Подавлением восстания руководил сам Агриппа, и оно действительно стоило римлянам немалых жертв. «Умиротворение» страны было достигнуто только после уничтожения почти всех способных носить оружие кантабров и переселении остальных из гор на равнину (Dio Cass. LIV. 11. 2–5). Вскоре после этих событий восстали альпийские племена каммуниев и венниев. Обитатели Паннонии и Норика опустошили Истрию (Histria) в непосредственной близости от Италии.
Поднялось антиримское движение в Далматии, вновь заволновалась Испания. Недавние римские союзники дентелеты и скордиски огнем и мечом прошли по Македонии. Подняли против римлян оружие бессы — одно из сильнейших фракийских племен. Переправились через Дунай и вторглись в римские пределы сарматы. Германские племена сугамбров, узипетов и тенктеров форсировали Рейн, разграбили прирейнские области и часть Галлии, разбили высланные против них римские войска и беспрепятственно вернулись на родину (Dio Cass. LIV. 20. 1–5).
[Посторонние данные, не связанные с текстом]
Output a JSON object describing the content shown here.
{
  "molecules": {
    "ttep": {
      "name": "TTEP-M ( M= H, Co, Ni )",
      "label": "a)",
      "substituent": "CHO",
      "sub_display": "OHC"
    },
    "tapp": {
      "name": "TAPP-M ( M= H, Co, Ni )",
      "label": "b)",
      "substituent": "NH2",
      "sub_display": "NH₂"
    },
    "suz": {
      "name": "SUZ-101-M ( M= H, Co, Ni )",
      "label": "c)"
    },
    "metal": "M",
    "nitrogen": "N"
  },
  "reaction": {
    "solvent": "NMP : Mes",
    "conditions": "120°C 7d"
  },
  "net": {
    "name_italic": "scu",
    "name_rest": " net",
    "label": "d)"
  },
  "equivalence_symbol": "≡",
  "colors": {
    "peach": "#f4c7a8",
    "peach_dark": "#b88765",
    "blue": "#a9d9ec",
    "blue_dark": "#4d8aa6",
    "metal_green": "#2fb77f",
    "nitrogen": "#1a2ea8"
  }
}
Все это должно было убедительно показать главе государства неэффективность существовавшей системы обеспечения безопасности Империи. Римские военачальники в провинциях должны были в экстренных случаях действовать на свой страх и риск. Такая нескоординированность, во-первых, могла оказаться неэффективной с чисто военной точки зрения, но, кроме того, не могла не усилить их самостоятельность, что было крайне нежелательно для центральной власти. Разумеется, в годы, о которых идет речь, серьезная опасность существованию этой власти не угрожала (мятежные племена были вновь подчинены силой оружия, сарматы побеждены и отброшены за Дунай, наместники провинций вели себя безупречно лояльно), но Август всегда помнил о том, что он не вечен, и, строя свою династическую политику, не мог не задумываться как о зависимости грядущей династии от военно-политической ситуации внутри державы и на ее границах, так и об уязвимости существовавшей военной организации, которая фактически все еще находилась в стадии становления. Результатом стали крупные перемены и во внешней политике Рима, и в основном инструменте ее проведения — армии. Согласившись с Р. Саймом, который давно и настойчиво утверждал, что Августом был разработан грандиозный план завоевания континентальной Европы,[190]
мы можем определить, что этот план принял окончательную форму между 20 и 15 гг. до н. э.: первая дата — широковещательное заявление о ненужности дальнейших завоеваний, вторая — начало таких завоеваний.Первым после Испанской войны (Август взялся за дело только после полной ликвидации сопротивления кантабров — типичное для него нежелание рисковать без острой необходимости) серьезным шагом по осуществлению этого плана стало полное покорение альпийских областей в 15 г. до н. э. Ход кампании известен лишь в общих чертах, но, во всяком случае, необходимо учесть, что все предпосылки для «блицкрига» 15 года были созданы в 16 г. до н. э. П. Силием Нервой, который подавил восстание каммуниев и венниев и, разбив паннонцев, сумел использовать их для покорения их же вчерашних союзников — жителей Норика (Dio Cass. LIV. 20. 1–2). Тем самым были созданы удобные плацдармы для решительного наступления, развернутого на следующий год.
Значение боевых действий 15 г. до н. э. подчеркивалось тем, что они велись под наблюдением Августа, находившегося тогда в Галлии (Suet. Aug. 21.1; Dio Cass. LIV. 22. З), а командовать операциями были назначены его пасынки Друз и Тиберий. Не отрицая личного мужества обоих,[191]
следует все же оговориться, что римляне воевали против неизмеримо более слабого противника, поэтому исход борьбы был предрешен. Несомненно, учтен был испанский опыт и должны были быть использованы отозванные из Испании войска, тем более что они имели тяжко приобретенный опыт горной войны.[192] Вероятность такого предположения возрастает от того, что альпийская кампания была разыграна без единого сбоя — если учесть специфику театра военных действий и противника, то очевидно, что оперировавшие в Альпах римские войска уже воевали в подобных условиях.